Before the 18th Amendment, the ministry of women development, social welfare and special education used to work on issues related to the improvement of women’s status in society, and implemented the global agenda of CEDAW (Convention on the Elimination of All Forms of Discrimination Against Women) and the Beijing Platform for Action in conjunction with forums such as the UN Commission on the Status of Women, the Commonwealth, UNIFEM and UNDP. During its existence from 1979 to 2010, the ministry took many initiatives designed to improve women’s access to education, health and legal services, and enhance their participation in the political economy of the country.

For example, it was on the recommendations of this ministry that the principle of reservation of seats for women in the National Assembly and the provincial assemblies was revived and their representation ensured in the local bodies. The First Women Bank Ltd was established with the ministry providing credit lines for micro-credit facilities for women to set up bakeries, boutiques, beauty parlours, catering centres, tuition centres, grocery stores, and poultry, dairy and fish farming. Women study centres were established at various universities, while skill development centres, women’s polytechnics, computer centres, literacy centres, crisis centres for women in distress, child care centres and working women’s hostels were set up in different parts of the country.

Subsequent to devolution, the ministry was dissolved and its functions transferred to the provinces which do not appear to have the capacity or political will to develop an alternative narrative to the rampant obscurantism proliferating throughout the country. The state needs to emerge from its stupor to stop this shameful slide of half of its population into the dark ages, keeping in view not only global requirements, but also its own economic imperatives.

In order to improve outcomes for the women of Pakistan, the government needs to create a new organisational mechanism on the pattern of World Economic Forum’s gender parity task forces for Turkey, Japan and Mexico to reduce national gender gaps in three years. These task forces comprise members of the government from the relevant ministries of gender, human rights, law or population welfare in each country, and representatives of private-sector organisations and corporations. This composition allows for greater dialogue between the government and the private sector to discuss the rationale behind reducing gender disparity, developing a common vision and aligning all stakeholders in a well-articulated policy framework, so that realistic targets can be set, strategies chalked out, and benchmarks introduced for mobilisation, accountability and impact.

The recommendations of the Gender Parity Group are available for any country that wishes to improve the status of women in their own national interest.
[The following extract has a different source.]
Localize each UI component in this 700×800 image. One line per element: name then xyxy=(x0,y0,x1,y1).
These are based on best practices such as women-focused education and health initiatives, mentoring and training women for high-level professional positions, flexible working hours, salary parity, career planning, etc that can be implemented through government policy, legislation and private-sector support. Top-down approaches towards promoting women’s leadership have also been very successful. For example, in Norway, public-listed companies are required to have 40pc women on their boards.

Some top-down policy measures can be taken immediately by the government in Pakistan, such as announcing high job quotas in the civil service, accelerated promotions, nominations to high-profile positions in the public sector, and making it mandatory that women are represented in greater numbers on the boards of private-sector companies, banks, chambers of commerce and industry and other similar institutions. The private sector should also be urged to ensure that women are adequately represented in the employment force, including the supply and distribution chains of manufacturing companies.

These measures, though only skimming the surface, will nevertheless increase women’s visibility, generate confidence, create role models and provide increased space for leveraging their access to education and health, the other sub-indices which are critical prerequisites for inclusive and sustainable economic growth.

The writer is a former federal secretary.